Des arrestations en cascade sans justificatifs

Pour comprendre ce phénomène nouveau qui consiste, pour les FRCI à envahir les cybercafés où elles procèdent à des arrestations, nous nous sommes rendus dans la plus grande commune de Côte d’Ivoire ce samedi 19 mai 2012. Déjà les victimes sont nombreuses. «Ce mercredi [17 mai 2012, ndlr], c’est la deuxième fois dans la même semaine que mon cybercafé est visité. Le premier jour, il y a mon gérant qui m’a informé qu’ils sont partis avec un petit. Ce mercredi [17 mai, ndlr] aux alentours de 18 heures, mon gérant m’a appelé pour m’informer qu’il y avait des agents des forces de l’ordre [les FRCI, ndlr] qui étaient là. Le temps que j’arrive, ils étaient déjà partis», nous relate, courroucé, Franck Kouassi, propriétaire de cybercafé à Yopougon Ananeraie. Ce jour-là, ce sont 17 personnes y compris son gérant qui ont été embarquées pour la BAE qui abrite aujourd’hui une base militaire des FRCI.

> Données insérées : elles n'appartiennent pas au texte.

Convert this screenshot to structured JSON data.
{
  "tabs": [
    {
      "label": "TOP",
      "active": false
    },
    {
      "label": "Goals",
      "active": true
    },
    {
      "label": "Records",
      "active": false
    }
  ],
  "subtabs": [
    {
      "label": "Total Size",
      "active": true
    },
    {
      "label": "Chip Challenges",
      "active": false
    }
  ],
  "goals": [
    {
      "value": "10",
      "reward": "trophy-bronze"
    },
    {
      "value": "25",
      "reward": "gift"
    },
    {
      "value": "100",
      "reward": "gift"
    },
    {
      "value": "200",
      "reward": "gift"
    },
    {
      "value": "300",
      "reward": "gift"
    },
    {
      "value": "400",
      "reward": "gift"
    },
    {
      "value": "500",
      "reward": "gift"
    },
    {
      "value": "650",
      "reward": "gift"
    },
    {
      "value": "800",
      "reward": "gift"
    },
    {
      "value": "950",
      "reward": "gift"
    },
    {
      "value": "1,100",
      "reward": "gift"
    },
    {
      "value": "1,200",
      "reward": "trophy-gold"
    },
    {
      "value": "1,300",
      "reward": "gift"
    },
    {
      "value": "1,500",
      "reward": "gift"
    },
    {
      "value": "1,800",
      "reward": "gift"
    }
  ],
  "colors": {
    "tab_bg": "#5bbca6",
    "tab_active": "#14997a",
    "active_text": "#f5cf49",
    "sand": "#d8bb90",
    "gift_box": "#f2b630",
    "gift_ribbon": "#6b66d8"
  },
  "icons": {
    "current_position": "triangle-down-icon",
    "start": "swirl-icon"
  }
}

«Aujourd’hui même [samedi, ndlr] aux environs de 11 heures, ils sont venus et ont emmené un des mes clients. Ils se sont engouffrés dans leur taxi-compteur immatriculé 6505 EY 01 et ils sont partis. Ils étaient en tenue militaire mais ils n’avaient pas d’armes», déplore Traoré Issouf, un autre patron de cyber. Dominique, un gérant de cybercafé n’a aucun doute sur l’identité des auteurs de ces arrestations : «Ce sont les FRCI puisqu’ils viennent avec une 4X4 blanche immatriculée FRCI et tous ceux qu’ils prennent c’est à la BAE qu’ils les emmènent. Ils sont passés ici trois fois le mois passé (avril, ndlr) pour arrêter des gens en se faisant passer pour la police anticybercriminalité. La première fois, ils ont pris 5 personnes, deuxième fois, ils ont pris 3 personnes, et la dernière fois ils ont pris 2 personnes. Et puis il faut payer une rançon pour être libéré, c’est tout».

Il faut payer une rançon avant d’être libéré

Une fois dans leur base de la BAE, les FRCI réclament à leurs victimes des rançons avant d’être libérées. Non sans leur avoir fait subir des sévices de prime abord, comme l’explique un jeune homme de 19 ans qui fait partie des 17 qui ont appréhendés mercredi. «Quand ils nous ont pris, ils se sont fait passer pour les agents de la police anticybercriminalité. Quand on est arrivé à la BAE, ils nous ont demandé de nous déshabiller et ils nous ont mis au violon où on était avec quelques prisonniers FRCI. On a des amis qui n’ont pas encore été libérés [jusqu’à vendredi, ndlr] parce qu’ils n’ont pas encore payé la rançon exigée. Mais quand ils nous ont mis au violon, ils ont commencé à nous battre [il nous montre des traces sur le corps]. Ils nous ont dit que si nos parents ne venaient pas payer, ils nous bastonneraient jusqu’à ce qu’on soit déférés à la Maca. C’est ainsi que mes parents sont venus payer les 50 000 FCFA qu’ils ont demandés et j’ai été relâché le même jour à 23 heures», témoigne-t-il. Les sommes perçues pour libérer les jeunes gens pris dans les cybers oscillent entre 5 mille et 50 mille francs CFA. D’autres y sont même dépouillés pendant leur détention.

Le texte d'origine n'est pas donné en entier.